Vergil war nicht der einzige gewesen, der die Grenzen von Genetrons ideologischer Großzügigkeit überschritten hatte. Erst im letzten Moment war die Geschäftsleitung, wieder in Gestalt Gerald T. Harrisons, Hazel Overton aufs Dach gestiegen. Hazel hatte sich mit ihren E. coli-Kulturen auf Abwege begeben. Bemüht, den Beweis zu führen, daß die geschlechtliche Fortpflanzung als das Ergebnis des Eindringens einer autonomen DNS-Sequenz — eines chemischen Parasiten, den sie den F-Faktor nannte — in frühe prokariotische Lebensformen entstanden sei. Sie hatte postuliert, daß geschlechtliche Fortpflanzung nicht im evolutionären Sinne nützlich sei — jedenfalls nicht für Frauen, die sich zumindest in der Theorie parthenogenetisch fortpflanzen konnten —, und daß Männer letzten Endes überflüssig seien.

Sie hatte genug Beweismaterial zusammengetragen, daß Vergil, der heimlich in ihre Notizbücher guckte, ihren Schlußfolgerungen zustimmen konnte. Aber Hazels Arbeit paßte nicht in den von Genetron abgesteckten Rahmen. Sie war revolutionär, gesellschaftlich umstritten. Harrison hatte ein Machtwort gesprochen, und sie hatte das Forschungsprojekt abgebrochen.

Genetron wünschte weder Publizität noch öffentlich ausgetragene Kontroversen. Die Firma benötigte einen makellosen Ruf, wenn sie die Ergebnisse ihrer Forschung veröffentlichte und verkündete, daß sie funktionstüchtige MABs herstellte.

Hazels Unterlagen hatten sie jedoch nicht interessiert; sie hatten sie ihr gelassen. Daß Harrison seine Unterlagen eingezogen hatte, beunruhigte Vergil.

Sobald er Gewißheit hatte, daß ihre Wachsamkeit nachließ, wurde er aktiv. Er beantragte Zugang zum Computer (er hatte unbefristetes Nutzungsverbot und durfte nur nach vorheriger Genehmigung daran arbeiten); den Tatsachen entsprechend sagte er, daß er seine Zahlen über Strukturen aus denaturierten Proteinen überprüfen müsse, und die Genehmigung wurde erteilt. Eines Abends nach acht setzte er sich an den Datenanschluß im Gemeinschaftslabor.

Er war etwas zu früh aufgewachsen, um schon in seiner Jugend Erfahrungen als Hacker zu sammeln, aber im Laufe der letzten sieben Jahre hatte er seine gespeicherten Personalakten bei drei größeren Firmen geschönt und Eintragungen in die Immatrikulationsregister einer berühmten Universität gemacht. Diese Eintragungen hatten den Ausschlag gegeben, daß er bei Genetron eingestellt worden war. Die Manipulationen waren ihm nie Anlaß zu Schuldgefühlen gewesen.

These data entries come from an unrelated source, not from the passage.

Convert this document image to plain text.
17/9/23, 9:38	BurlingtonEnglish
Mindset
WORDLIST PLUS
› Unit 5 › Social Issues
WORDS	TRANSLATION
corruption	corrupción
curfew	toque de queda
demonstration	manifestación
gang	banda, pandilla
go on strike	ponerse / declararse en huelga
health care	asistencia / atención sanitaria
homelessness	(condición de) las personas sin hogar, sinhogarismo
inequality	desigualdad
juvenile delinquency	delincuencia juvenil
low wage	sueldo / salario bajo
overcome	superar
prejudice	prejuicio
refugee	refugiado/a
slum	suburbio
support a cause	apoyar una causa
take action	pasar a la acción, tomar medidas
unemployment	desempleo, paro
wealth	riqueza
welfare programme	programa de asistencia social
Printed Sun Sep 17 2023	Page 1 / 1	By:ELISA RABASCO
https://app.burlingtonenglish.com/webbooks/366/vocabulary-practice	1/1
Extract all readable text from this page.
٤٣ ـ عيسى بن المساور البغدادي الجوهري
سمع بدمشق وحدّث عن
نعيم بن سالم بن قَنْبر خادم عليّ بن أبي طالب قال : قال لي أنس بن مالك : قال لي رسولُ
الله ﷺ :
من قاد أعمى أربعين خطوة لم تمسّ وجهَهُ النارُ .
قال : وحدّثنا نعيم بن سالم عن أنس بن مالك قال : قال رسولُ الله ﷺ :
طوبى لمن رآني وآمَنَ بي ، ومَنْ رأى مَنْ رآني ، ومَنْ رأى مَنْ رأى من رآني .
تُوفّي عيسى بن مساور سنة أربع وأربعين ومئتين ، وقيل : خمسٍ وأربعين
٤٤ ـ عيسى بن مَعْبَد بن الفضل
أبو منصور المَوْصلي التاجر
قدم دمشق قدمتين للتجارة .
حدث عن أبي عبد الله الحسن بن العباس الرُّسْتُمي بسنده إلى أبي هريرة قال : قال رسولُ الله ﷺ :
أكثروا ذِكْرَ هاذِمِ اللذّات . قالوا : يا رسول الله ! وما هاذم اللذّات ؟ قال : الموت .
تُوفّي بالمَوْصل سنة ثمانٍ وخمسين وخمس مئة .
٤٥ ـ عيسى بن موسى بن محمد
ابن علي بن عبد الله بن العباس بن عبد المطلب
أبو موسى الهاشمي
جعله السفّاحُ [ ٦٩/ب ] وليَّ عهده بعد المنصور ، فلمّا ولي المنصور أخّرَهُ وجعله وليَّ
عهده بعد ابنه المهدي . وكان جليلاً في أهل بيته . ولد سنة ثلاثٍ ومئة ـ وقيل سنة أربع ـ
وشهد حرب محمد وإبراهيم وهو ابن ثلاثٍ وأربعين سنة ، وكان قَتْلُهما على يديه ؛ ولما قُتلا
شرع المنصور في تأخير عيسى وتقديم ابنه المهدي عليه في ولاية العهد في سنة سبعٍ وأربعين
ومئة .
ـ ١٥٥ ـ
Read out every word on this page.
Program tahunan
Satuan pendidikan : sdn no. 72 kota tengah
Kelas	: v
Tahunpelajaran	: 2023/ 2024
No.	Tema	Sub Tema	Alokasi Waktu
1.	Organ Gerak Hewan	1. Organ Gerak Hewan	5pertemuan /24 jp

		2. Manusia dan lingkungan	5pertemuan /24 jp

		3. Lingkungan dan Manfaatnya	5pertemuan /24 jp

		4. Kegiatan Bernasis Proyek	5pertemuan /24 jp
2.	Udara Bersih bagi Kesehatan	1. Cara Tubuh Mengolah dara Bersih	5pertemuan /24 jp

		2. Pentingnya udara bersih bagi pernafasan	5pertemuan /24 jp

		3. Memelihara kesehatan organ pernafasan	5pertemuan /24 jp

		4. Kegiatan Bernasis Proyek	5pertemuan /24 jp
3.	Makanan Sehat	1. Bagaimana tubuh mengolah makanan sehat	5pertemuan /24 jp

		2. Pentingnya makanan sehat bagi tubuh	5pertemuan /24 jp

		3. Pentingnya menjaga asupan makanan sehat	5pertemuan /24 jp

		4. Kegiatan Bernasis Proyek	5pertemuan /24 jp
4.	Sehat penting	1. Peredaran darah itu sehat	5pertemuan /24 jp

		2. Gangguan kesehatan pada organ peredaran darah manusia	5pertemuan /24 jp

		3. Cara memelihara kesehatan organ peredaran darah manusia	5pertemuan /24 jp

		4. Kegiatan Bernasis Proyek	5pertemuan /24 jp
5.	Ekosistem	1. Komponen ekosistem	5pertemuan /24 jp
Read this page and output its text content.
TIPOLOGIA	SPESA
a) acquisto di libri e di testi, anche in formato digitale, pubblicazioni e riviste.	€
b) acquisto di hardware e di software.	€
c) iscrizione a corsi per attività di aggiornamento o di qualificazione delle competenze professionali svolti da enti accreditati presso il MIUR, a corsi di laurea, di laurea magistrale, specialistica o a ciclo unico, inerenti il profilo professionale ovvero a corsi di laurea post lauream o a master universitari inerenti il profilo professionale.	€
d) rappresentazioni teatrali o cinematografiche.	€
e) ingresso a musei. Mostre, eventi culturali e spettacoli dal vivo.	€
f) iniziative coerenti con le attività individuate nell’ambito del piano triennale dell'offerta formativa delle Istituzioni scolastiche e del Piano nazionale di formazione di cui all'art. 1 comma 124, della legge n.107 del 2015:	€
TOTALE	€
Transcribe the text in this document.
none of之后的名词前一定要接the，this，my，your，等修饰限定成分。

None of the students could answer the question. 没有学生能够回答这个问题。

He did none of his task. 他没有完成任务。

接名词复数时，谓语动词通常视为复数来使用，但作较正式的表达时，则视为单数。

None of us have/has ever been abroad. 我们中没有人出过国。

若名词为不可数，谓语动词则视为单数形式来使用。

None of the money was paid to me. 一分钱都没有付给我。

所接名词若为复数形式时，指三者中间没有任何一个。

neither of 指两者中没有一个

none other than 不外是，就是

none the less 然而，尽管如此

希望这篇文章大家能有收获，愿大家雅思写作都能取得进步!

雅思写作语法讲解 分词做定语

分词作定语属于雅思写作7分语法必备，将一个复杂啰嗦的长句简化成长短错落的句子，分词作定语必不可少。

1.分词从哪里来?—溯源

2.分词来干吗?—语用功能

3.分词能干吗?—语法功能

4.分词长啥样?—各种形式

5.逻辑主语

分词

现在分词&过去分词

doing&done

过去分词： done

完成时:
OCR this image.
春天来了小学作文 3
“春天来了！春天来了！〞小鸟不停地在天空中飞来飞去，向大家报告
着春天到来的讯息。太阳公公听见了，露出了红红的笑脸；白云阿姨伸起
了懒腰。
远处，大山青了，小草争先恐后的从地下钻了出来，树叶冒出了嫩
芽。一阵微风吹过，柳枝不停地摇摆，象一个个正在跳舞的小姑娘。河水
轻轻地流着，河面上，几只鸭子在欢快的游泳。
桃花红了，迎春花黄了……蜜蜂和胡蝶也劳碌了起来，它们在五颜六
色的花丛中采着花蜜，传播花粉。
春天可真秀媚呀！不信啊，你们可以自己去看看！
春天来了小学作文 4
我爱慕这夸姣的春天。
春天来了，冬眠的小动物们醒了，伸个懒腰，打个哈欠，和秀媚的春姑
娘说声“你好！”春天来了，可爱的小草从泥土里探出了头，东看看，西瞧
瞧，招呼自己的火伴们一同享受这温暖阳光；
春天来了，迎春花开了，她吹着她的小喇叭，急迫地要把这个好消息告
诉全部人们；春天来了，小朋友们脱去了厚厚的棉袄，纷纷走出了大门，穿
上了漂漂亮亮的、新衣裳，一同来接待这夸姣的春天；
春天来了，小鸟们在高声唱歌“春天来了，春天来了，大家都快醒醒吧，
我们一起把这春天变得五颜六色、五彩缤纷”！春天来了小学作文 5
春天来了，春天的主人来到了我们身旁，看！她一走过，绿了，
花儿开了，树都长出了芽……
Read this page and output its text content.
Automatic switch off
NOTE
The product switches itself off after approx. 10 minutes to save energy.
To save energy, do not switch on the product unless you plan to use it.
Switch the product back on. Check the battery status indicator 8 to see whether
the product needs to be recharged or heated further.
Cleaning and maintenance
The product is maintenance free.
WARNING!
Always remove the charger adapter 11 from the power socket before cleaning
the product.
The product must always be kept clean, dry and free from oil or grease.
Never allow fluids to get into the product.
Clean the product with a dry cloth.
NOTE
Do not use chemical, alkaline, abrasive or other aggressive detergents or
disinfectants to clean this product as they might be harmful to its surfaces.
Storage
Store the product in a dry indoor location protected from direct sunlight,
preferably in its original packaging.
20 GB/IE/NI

Sein Ruf als Wissenschaftler sollte besser sein als seine Examensnoten und Arbeitszeugnisse. Es hatte keinen Sinn, ein Leben lang für Jugendtorheiten und vergangene Indiskretionen zu büßen, und er wußte, daß er für die Arbeit bei Genetron vollauf qualifiziert war — sein gefälschter Universitätsabschluß und seine geschönten Arbeitszeugnisse waren bloß eine Show für Personalchefs, die Lichter und Musik brauchten. Außerdem hatte Vergil bis vor ein paar Wochen geglaubt, daß die Welt sein persönliches Puzzle sei, und daß alle Rätsellösungen und Entwirrungen, die er bewerkstelligen konnte, einschließlich seiner Fertigkeiten als Hacker im Irrgarten der Computertechnik einfach Teil seiner Natur seien.